Friday, June 9, 2017

INFJ Style of Fun

I know that to an SP the word "Fun" INFJ  (Introverted Intuitive Feeling Judging) don't seem to fit, but we all have fun. We simply enjoy different things. What we enjoy very much relates to our personality.

An SP (Sensing Perceptive) is an action sort of person. They like to experience the world through their senses and without restraints.  From rock climbing to rock concerts, they enjoy the world around them, and the more action, noise, and laser lights the better.

I am a very sensitive INFJ. To me, the action fun of an SP is torture. One I went to a college football game in a large stadium. I sat there turning more and more pale as the SPs stomped and yelled. After several minutes, I fled clutching both my head and my stomach. Once home, I collapsed onto my couch and, immersed in healing silence, I tried to recover.

If the fast movement and vibrating speakers  that excite the SP send me running, the other way, what is "fun" to me?  What does a creative intellectual who also likes accomplishment do for "fun"? Just like everyone else, doing what comes easily for me is "fun".

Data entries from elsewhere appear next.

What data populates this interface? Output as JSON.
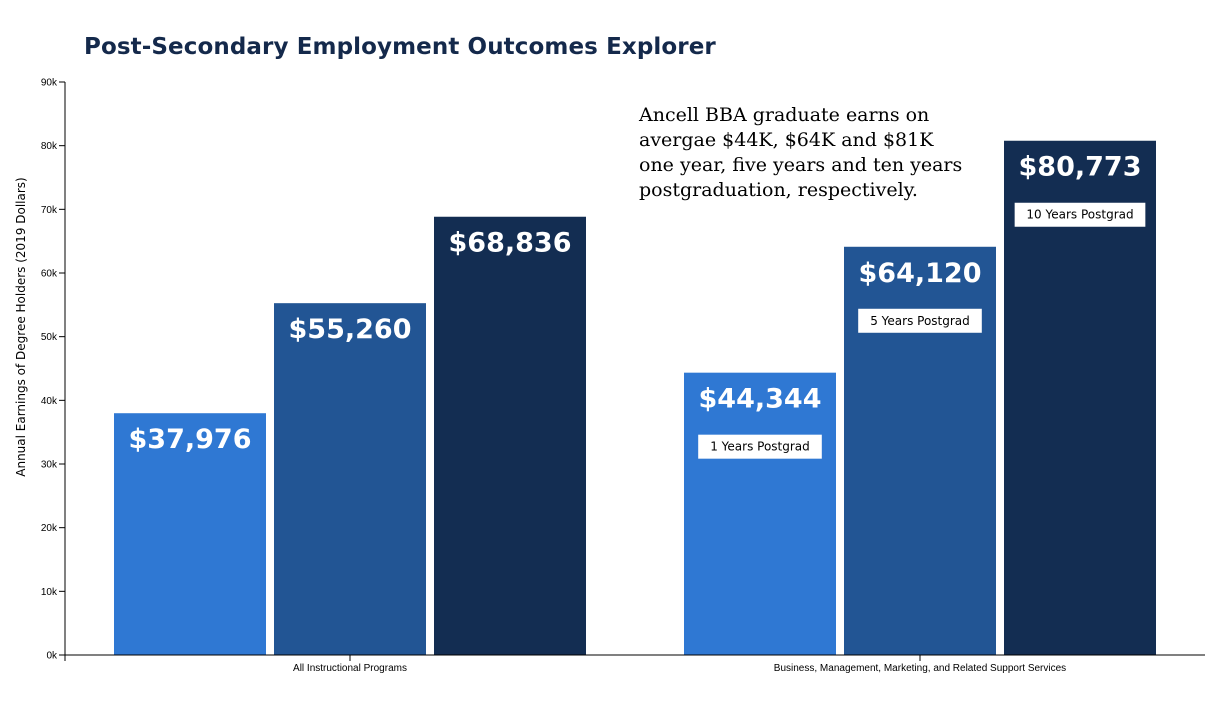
{
  "page": {
    "title": "Post-Secondary Employment Outcomes Explorer",
    "annotation": "Ancell BBA graduate earns on avergae $44K, $64K and $81K one year, five years and ten years postgraduation, respectively."
  },
  "chart_data": {
    "type": "bar",
    "title": "Post-Secondary Employment Outcomes Explorer",
    "xlabel": "",
    "ylabel": "Annual Earnings of Degree Holders (2019 Dollars)",
    "ylim": [
      0,
      90000
    ],
    "yticks": [
      {
        "value": 0,
        "label": "0k"
      },
      {
        "value": 10000,
        "label": "10k"
      },
      {
        "value": 20000,
        "label": "20k"
      },
      {
        "value": 30000,
        "label": "30k"
      },
      {
        "value": 40000,
        "label": "40k"
      },
      {
        "value": 50000,
        "label": "50k"
      },
      {
        "value": 60000,
        "label": "60k"
      },
      {
        "value": 70000,
        "label": "70k"
      },
      {
        "value": 80000,
        "label": "80k"
      },
      {
        "value": 90000,
        "label": "90k"
      }
    ],
    "grid": false,
    "categories": [
      "All Instructional Programs",
      "Business, Management, Marketing, and Related Support Services"
    ],
    "series": [
      {
        "name": "1 Years Postgrad",
        "color": "#2f78d3",
        "values": [
          37976,
          44344
        ],
        "labels": [
          "$37,976",
          "$44,344"
        ]
      },
      {
        "name": "5 Years Postgrad",
        "color": "#225594",
        "values": [
          55260,
          64120
        ],
        "labels": [
          "$55,260",
          "$64,120"
        ]
      },
      {
        "name": "10 Years Postgrad",
        "color": "#132d52",
        "values": [
          68836,
          80773
        ],
        "labels": [
          "$68,836",
          "$80,773"
        ]
      }
    ],
    "badge_category_index": 1
  }
}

I like things which give mental challenge; that require me to use my creativity to solve problems. Many board games require a great deal of creative problem solving, especially those where you role play settlers or someone else. Puzzles are  also "fun". Solving mysteries, working out problems, learning something new, going to a new place, reading or watching Fantasy and Science Fiction, writing, pondering the scriptures and ideas, research, learning new things, new cultures, museums, concerts, decorating, and designing are all things which allow me to use my creative intuitive abilities and are "fun".